Regioselective covalent modification of hemoglobin in search of antisickling agents
Park, Soobong,Hayes, Brittany L.,Marankan, Fatima,Mulhearn, Debbie C.,Wanna, Linda,Mesecar, Andrew D.,Santarsiero, Bernard D.,Johnson, Michael E.,Venton, Duane L.
, p. 936 - 953 (2007/10/03)
Although the molecular defect in sickle hemoglobin that produces sickle cell disease has been known for decades, there is still no effective drug treatment that acts on hemoglobin itself. In this work, a series of diversely substituted isothiocyanates (R-NCS) were examined for their regioselective reaction with hemoglobin in an attempt to alter the solubility properties of sickle hemoglobin. Electrospray mass spectrometry, molecular modeling, X-ray crystallography, and conventional protein chemistry were used to study this regioselectivity and the resulting increase in solubility of the modified hemoglobin. Depending on the attached R-group, the isothiocyanates were found to react either with the Cysβ93 or the N-terminal amine of the α-chain.

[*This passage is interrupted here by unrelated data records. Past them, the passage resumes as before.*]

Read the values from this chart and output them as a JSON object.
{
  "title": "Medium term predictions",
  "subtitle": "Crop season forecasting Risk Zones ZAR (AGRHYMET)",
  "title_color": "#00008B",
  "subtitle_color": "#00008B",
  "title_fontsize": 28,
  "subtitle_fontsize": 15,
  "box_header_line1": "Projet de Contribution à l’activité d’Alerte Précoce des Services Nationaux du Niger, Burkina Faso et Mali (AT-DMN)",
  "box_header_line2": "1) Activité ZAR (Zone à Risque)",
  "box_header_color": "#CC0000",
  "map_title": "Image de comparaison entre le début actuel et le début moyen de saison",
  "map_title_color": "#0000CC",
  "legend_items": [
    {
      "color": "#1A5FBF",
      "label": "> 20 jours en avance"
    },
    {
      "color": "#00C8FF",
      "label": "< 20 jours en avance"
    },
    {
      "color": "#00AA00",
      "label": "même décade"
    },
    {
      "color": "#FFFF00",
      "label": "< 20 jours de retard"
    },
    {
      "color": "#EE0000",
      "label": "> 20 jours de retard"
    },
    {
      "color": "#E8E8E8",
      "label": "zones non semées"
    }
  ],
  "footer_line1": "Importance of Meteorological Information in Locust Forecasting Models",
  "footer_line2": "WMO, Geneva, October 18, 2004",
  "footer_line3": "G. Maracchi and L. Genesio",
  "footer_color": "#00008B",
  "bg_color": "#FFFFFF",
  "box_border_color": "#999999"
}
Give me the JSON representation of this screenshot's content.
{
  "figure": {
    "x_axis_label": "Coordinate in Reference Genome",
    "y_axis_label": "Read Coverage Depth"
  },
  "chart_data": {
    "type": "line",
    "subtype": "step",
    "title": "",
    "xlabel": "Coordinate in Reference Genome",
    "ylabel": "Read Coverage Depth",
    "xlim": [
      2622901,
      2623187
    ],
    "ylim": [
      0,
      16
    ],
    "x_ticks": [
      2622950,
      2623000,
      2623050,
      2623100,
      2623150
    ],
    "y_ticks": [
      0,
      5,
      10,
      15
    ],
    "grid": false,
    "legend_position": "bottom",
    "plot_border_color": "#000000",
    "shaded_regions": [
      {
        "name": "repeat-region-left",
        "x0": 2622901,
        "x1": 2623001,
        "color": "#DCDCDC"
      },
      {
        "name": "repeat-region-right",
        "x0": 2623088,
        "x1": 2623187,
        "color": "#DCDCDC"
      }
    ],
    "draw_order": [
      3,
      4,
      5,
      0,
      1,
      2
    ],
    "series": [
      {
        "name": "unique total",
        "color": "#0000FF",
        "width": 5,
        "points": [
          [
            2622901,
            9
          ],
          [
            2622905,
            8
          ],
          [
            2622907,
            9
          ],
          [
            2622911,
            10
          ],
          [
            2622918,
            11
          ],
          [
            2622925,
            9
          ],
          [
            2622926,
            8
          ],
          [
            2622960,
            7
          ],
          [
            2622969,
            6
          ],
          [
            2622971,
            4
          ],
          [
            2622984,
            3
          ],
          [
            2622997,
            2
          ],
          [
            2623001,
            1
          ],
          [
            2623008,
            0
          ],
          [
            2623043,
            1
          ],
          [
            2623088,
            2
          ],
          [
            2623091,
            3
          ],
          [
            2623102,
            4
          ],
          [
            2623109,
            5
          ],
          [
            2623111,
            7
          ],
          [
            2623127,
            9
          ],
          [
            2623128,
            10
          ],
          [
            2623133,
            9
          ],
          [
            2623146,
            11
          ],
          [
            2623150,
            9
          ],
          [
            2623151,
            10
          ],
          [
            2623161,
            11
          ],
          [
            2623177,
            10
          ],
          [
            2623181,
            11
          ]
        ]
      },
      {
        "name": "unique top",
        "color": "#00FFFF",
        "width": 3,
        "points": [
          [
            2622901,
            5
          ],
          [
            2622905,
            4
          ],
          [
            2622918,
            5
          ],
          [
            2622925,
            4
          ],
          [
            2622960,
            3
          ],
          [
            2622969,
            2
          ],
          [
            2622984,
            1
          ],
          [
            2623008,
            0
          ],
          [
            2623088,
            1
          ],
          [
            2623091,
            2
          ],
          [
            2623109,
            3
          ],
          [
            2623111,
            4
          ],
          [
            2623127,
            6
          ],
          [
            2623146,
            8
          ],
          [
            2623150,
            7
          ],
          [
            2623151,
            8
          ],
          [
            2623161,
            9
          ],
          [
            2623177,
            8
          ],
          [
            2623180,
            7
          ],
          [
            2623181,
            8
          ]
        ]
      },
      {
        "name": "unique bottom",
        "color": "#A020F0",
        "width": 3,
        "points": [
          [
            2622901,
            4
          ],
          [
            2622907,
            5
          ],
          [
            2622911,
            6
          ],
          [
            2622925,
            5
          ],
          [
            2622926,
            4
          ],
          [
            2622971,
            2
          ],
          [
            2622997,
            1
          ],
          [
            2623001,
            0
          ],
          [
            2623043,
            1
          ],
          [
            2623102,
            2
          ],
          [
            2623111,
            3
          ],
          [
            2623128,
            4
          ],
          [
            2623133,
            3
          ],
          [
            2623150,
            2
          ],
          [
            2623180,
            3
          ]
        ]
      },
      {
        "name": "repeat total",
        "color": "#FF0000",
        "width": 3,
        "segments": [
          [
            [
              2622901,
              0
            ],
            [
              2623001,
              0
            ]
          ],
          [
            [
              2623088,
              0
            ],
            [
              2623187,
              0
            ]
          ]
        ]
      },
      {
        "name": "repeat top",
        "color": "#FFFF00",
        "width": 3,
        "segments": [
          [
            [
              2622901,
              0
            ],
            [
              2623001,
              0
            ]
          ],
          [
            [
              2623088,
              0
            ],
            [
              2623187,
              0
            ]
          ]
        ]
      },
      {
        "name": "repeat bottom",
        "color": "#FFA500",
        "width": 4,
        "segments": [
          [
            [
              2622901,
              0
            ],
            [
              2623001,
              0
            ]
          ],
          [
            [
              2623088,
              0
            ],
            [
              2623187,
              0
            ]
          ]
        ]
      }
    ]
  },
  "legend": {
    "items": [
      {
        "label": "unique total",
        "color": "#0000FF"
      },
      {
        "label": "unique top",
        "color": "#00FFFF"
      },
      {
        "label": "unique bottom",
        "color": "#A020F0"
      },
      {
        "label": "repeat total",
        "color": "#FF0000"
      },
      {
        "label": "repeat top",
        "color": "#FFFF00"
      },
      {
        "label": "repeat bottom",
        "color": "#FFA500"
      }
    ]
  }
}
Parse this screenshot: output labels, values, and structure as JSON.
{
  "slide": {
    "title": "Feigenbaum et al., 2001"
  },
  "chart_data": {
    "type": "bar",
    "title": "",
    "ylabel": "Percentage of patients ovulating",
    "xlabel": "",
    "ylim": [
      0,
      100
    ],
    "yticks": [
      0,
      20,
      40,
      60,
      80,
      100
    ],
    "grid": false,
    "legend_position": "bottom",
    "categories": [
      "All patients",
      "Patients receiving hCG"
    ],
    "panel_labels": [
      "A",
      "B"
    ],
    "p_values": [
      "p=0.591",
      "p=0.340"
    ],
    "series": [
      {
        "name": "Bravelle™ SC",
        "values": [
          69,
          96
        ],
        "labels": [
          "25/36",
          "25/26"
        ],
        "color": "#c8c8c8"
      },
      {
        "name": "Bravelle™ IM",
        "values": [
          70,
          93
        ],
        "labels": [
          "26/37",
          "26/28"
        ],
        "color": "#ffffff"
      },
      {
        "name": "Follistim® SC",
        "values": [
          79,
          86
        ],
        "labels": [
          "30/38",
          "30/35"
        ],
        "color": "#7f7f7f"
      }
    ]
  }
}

One of the most effective compounds in the series, 2-(N,N-dimethylamino)ethyl isothiocyanate, selectively reacts with the thiol of Cysβ93 which, in conjunction with the cationic group, was seen to perturb the local hemoglobin structure. This modified HbS shows an approximately 30% increase in solubility for the fully deoxygenated state, along with a significant increase in oxygen affinity. This compound and a related analogue appear to readily traverse the erythrocyte membrane. A discussion of the relation of these structural changes to inhibition of gelation is presented. The dual activities of increasing HbS oxygen affinity and directly inhibiting deoxy HbS polymerization, in conjunction with facile membrane traversal, suggest that these cationic isothiocyanates show substantial promise as lead compounds for development of therapeutic agents for sickle cell disease.